The Dark Side: The Inside Story of How The War on Terror Turned Into a War on American Ideals
By Jane Mayer
392 pp., Doubleday
In a few words: Jane Mayer traces the ideological origins of the Bush administration's torture memos in riveting investigative detail and with the storytelling skills of an accomplished novelist. She shows how a few men--George Bush, Dick Cheney, a handful of lawyers--subverted the nation's laws and established a regime of torture, secret prisons and illegal detention to prosecute their "war on terror." The book provides invaluable context to the debate over torture. (Read excerpts.)
How Jane Mayer (and Others) Scooped Obama on the "Torture Memos"
Days before Obama made the decision to release the memos, the writer Mark Danner published in the New York Review of Books a detailed account of an International Committee of the Red Cross report detailing every method of torture used against inmates at the Guantanamo Bay concentration camp or in secret CIA prisons around the world (the so-called “black sites”).

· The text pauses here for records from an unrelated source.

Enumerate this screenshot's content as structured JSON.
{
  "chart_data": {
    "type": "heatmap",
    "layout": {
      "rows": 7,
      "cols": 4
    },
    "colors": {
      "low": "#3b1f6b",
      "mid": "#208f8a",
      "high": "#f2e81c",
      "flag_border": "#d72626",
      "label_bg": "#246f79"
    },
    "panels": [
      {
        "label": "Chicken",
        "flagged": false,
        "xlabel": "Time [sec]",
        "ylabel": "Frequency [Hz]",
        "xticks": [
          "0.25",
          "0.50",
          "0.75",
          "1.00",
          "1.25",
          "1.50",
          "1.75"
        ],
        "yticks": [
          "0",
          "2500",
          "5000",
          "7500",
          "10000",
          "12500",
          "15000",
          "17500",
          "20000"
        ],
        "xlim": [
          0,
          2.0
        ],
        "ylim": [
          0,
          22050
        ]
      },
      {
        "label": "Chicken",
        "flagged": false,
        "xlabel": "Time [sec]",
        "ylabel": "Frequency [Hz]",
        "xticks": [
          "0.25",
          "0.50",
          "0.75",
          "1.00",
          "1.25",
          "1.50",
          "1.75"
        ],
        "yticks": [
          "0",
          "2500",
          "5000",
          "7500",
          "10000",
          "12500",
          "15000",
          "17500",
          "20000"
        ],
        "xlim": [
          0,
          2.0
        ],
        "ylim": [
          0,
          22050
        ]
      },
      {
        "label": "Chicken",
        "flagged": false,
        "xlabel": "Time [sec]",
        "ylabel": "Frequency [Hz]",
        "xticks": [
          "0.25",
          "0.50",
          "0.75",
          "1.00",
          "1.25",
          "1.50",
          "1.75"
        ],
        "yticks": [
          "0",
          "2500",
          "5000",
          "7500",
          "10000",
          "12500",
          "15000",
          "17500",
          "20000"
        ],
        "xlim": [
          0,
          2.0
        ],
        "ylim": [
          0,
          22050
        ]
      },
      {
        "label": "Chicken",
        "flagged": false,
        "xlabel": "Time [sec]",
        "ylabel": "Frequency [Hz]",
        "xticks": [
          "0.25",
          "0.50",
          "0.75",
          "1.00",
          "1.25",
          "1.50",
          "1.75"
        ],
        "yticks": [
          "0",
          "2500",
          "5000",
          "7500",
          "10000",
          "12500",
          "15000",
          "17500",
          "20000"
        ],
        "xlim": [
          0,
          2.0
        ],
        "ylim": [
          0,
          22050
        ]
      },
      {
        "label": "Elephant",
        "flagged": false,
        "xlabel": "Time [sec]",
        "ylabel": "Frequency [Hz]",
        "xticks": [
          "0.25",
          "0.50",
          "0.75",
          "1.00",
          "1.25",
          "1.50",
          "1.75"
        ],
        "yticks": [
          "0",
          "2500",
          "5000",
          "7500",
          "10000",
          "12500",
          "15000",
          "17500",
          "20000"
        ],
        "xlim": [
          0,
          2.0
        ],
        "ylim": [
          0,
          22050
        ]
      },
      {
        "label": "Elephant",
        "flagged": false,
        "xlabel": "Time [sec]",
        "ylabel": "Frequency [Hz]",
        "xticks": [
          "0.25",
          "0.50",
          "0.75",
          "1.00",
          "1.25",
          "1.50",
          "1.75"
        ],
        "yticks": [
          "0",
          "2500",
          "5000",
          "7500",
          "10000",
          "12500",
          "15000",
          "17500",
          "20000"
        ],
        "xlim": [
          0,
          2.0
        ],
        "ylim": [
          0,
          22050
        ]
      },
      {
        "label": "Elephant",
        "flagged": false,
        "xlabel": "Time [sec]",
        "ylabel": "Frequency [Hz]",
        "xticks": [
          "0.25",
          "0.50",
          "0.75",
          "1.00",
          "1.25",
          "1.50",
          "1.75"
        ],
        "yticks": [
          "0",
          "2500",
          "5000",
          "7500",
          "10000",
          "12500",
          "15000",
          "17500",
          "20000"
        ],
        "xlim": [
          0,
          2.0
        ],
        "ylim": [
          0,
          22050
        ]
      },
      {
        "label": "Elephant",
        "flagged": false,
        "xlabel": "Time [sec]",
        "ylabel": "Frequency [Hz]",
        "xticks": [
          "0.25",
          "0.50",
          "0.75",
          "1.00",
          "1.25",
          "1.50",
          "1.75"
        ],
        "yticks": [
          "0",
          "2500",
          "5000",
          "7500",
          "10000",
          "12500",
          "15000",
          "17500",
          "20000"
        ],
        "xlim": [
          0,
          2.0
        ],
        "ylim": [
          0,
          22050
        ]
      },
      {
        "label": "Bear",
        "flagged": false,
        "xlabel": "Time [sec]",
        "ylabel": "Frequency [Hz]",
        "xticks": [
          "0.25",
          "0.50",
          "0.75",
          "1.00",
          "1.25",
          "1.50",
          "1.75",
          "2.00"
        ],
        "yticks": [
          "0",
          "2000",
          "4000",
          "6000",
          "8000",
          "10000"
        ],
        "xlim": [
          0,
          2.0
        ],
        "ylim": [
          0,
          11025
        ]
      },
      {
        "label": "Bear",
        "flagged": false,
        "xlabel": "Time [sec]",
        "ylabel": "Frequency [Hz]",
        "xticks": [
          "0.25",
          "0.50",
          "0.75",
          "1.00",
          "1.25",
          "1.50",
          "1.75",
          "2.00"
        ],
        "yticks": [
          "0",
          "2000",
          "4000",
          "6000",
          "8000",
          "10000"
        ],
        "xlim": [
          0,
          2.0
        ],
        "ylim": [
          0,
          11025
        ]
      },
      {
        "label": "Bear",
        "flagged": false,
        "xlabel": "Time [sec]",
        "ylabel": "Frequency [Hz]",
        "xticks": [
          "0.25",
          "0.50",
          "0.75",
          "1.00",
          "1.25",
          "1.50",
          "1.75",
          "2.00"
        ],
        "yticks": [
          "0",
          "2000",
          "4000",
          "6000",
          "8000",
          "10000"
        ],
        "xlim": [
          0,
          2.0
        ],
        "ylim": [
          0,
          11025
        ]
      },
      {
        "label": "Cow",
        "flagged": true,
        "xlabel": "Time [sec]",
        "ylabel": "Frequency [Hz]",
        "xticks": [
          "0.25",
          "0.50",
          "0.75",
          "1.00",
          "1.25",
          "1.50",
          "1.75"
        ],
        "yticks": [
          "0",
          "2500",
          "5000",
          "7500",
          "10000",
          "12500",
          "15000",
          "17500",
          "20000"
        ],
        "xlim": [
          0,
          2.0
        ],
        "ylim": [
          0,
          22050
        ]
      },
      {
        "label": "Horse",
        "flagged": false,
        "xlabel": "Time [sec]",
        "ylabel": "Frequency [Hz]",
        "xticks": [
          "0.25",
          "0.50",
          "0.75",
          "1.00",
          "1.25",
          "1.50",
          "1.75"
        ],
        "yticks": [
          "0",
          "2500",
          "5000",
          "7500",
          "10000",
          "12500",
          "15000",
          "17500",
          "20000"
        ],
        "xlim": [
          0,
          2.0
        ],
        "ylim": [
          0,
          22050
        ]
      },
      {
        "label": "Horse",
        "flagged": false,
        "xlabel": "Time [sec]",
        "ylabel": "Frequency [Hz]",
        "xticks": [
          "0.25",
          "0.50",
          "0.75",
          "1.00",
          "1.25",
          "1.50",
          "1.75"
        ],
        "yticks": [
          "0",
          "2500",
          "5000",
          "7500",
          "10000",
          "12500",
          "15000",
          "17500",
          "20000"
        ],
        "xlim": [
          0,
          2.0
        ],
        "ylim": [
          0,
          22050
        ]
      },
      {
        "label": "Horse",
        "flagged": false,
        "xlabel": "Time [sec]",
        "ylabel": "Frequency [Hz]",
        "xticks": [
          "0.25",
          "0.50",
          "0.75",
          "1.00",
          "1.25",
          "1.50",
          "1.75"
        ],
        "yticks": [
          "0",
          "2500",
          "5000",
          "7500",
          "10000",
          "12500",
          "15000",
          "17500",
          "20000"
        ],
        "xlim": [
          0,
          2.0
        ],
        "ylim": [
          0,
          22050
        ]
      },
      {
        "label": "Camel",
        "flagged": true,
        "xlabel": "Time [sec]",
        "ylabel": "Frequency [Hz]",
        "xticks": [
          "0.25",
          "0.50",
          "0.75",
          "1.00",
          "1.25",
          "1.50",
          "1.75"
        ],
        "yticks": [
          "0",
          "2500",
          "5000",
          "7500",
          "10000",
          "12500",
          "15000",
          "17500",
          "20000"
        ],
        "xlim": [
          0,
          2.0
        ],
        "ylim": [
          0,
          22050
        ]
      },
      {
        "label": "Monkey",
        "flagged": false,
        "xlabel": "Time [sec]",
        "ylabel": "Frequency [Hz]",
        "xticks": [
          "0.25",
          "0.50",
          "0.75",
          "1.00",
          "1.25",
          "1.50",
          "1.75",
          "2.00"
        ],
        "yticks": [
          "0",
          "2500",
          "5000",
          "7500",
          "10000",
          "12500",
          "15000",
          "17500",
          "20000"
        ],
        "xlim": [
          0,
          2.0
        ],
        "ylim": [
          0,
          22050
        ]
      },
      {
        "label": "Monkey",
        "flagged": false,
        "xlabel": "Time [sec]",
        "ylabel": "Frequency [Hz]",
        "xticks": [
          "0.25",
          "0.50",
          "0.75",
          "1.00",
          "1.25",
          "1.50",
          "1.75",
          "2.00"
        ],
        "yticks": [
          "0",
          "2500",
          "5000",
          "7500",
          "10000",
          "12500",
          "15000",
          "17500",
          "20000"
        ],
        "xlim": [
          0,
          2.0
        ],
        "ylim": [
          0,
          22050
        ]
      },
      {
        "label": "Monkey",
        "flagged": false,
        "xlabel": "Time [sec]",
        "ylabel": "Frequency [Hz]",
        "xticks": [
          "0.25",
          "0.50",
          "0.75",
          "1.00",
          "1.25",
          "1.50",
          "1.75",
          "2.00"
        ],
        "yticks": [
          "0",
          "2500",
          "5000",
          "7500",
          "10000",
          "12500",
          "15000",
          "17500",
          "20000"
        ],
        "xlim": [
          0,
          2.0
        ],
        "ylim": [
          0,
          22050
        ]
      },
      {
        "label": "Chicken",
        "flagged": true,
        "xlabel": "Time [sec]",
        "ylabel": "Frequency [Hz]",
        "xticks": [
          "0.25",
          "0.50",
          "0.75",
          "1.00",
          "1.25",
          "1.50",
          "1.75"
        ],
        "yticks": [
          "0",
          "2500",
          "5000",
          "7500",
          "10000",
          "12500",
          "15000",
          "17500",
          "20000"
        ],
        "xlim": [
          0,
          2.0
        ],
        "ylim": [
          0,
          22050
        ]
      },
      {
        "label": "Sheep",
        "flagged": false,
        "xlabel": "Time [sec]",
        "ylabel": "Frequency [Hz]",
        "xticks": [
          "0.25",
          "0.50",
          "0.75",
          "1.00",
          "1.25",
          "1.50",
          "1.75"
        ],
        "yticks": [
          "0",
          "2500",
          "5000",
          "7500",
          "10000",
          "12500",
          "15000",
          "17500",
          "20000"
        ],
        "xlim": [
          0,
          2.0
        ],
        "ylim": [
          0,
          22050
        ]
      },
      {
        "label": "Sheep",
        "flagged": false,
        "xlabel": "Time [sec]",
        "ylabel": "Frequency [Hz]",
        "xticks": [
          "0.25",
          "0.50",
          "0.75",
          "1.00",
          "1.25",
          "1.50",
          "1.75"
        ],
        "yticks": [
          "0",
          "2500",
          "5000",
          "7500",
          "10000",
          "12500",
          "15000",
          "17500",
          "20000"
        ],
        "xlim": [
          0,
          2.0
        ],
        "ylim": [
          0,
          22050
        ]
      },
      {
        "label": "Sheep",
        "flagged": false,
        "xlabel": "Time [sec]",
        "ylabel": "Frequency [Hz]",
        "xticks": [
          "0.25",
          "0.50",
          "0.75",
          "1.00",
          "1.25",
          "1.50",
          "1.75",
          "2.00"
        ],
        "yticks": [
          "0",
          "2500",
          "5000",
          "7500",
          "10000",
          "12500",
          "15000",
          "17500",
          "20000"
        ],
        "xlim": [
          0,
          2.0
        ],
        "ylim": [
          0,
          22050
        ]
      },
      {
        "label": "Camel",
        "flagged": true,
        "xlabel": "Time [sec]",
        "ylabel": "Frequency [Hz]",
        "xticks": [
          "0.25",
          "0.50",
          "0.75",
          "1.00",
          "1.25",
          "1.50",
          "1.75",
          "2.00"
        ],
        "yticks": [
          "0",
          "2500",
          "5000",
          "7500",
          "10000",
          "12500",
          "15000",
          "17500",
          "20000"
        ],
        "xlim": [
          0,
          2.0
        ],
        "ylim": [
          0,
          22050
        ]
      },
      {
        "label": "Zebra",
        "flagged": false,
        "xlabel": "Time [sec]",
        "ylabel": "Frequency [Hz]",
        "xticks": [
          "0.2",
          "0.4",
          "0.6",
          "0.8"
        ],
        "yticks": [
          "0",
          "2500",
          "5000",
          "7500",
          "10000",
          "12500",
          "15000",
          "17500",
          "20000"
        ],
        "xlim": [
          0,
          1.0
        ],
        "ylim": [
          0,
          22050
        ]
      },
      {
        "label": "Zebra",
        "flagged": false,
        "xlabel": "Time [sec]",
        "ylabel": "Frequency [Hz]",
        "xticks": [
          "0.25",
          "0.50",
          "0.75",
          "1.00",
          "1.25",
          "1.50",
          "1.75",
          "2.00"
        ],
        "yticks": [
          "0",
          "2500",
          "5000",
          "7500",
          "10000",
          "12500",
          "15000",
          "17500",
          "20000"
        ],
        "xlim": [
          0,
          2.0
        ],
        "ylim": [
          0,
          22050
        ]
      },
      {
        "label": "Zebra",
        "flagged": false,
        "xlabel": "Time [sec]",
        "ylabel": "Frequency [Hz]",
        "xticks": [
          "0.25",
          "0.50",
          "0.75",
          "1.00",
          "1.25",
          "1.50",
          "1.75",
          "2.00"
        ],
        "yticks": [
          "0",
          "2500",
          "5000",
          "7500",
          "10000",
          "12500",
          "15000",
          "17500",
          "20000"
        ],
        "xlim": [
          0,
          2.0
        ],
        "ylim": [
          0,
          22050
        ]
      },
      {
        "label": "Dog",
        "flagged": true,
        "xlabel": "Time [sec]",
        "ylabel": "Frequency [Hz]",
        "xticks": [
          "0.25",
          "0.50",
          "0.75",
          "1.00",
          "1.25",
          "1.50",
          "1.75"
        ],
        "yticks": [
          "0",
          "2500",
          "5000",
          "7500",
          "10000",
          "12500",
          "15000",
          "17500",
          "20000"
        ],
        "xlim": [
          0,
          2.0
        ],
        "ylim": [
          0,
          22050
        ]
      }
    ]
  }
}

How Danner acquired the 43-page Red Cross report was never made clear. But that wasn’t the point. The point was to reveal in their entirety the revolting methods of torture applied to the Bush administration’s prisoners. For that’s what they were: not detainees of any legitimate system under American law, but prisoners of a detention system invented by a small coterie of the administration’s lawyers and ideologues, for the administration’s ends.
From Torture Memos to Executions: Connecting the Dots
Even then, the Red Cross report and Danner’s analysis were merely adding detail to a narrative that had been outlined by the exemplary work of reporters like the Washington Post’s Dana Priest (first to uncover “black sites”), The New Yorker’s Seymour Hersh and Jane Mayer (who uncovered and documented torture at Abu Ghraib, Guantanamo and Afghanistan), and The New York Times’ Scott Shane and James Risen (who traced brutality’s trail to its perpetrators in the highest offices in Washington).
In “The Dark Side,” Mayer connects all the threads. From the first page to the last, in details as absorbing as they are revolting, she provides two invaluably analytical layers of context that had been missing until then: the ideological origins of the Bush administration’s rationale for its torture regime, and the way an extremely narrow cohort—Bush, Vice President Dick Cheney and a few lawyers in the Justice Department’s Office of Legal Counsel—went about translating that ideology into a policy that circumvented Congress, subverted the nation’s laws and invented “golden shields” to avoid prosecution, should the day come when the regime’s abuses are questioned.
Zeal and Self-Righteousnesss
Sure there were legal limits and a Congress to consider. Or, rather, to outwit. The Bush Administration’s “solution to this complex ‘conundrum,’” Mayer writes, “was cloaked in secrecy and it excluded much of the government, including almost all of the administration’s most experienced experts in military and international law. [Vice President Dick]Cheney, [David] Addington, and the handful of other like-minded conservative members of the self-appointed War Council, none of whom were military veterans let alone experts in military law, stealthily usurped the decision making. Their solution—the imposition of an alternative legal system following rules of the executive branch’s own devising—has proven the origin of almost all of the Bush Administration’s most vexing legal problems in the war on terror.”
Out of that alternative system grew the extra-judicial concentration camp at Guantanamo Bay, the secret prisons in Thailand, North Africa and former satellites of the Soviet Union such as Romania and Poland, extraordinary rendition, and torture sessions conducted by CIA interrogators.
Why Torture Didn't Work
On Sept. 6, 2006, in the East Room of the White House, Bush delivered a 37-minute address justifying and euphemizing torture as “an alternative set of procedures” that worked. He said that the techniques used on Abu Zubaida and Khalid Sheikh Mohammed (both of whom were waterboarded) had helped the CIA uncover plots. Bush never said that Abu Zubaida and Khalid Sheikh Mohammed gave false information under torture (Mohammed confessed, falsely, to murdering Wall Street Journal reporter Daniel Pearl). Bush also never mentioned Ibn al-Shaykh al-Libi, who was also tortured, and who, under torture, fabricated evidence that Bush then used to justify going to war in Iraq.
So it can accurately be said that torture not only did not work. It produced fake evidence that led the United States into a war more devastating than the attacks of 9/11 had been, in lives and consequences. It also exposed the hollowness at the core of American ideals, the very ideals Bush brandished in his defense of bringing democracy to Iraq and Afghanistan.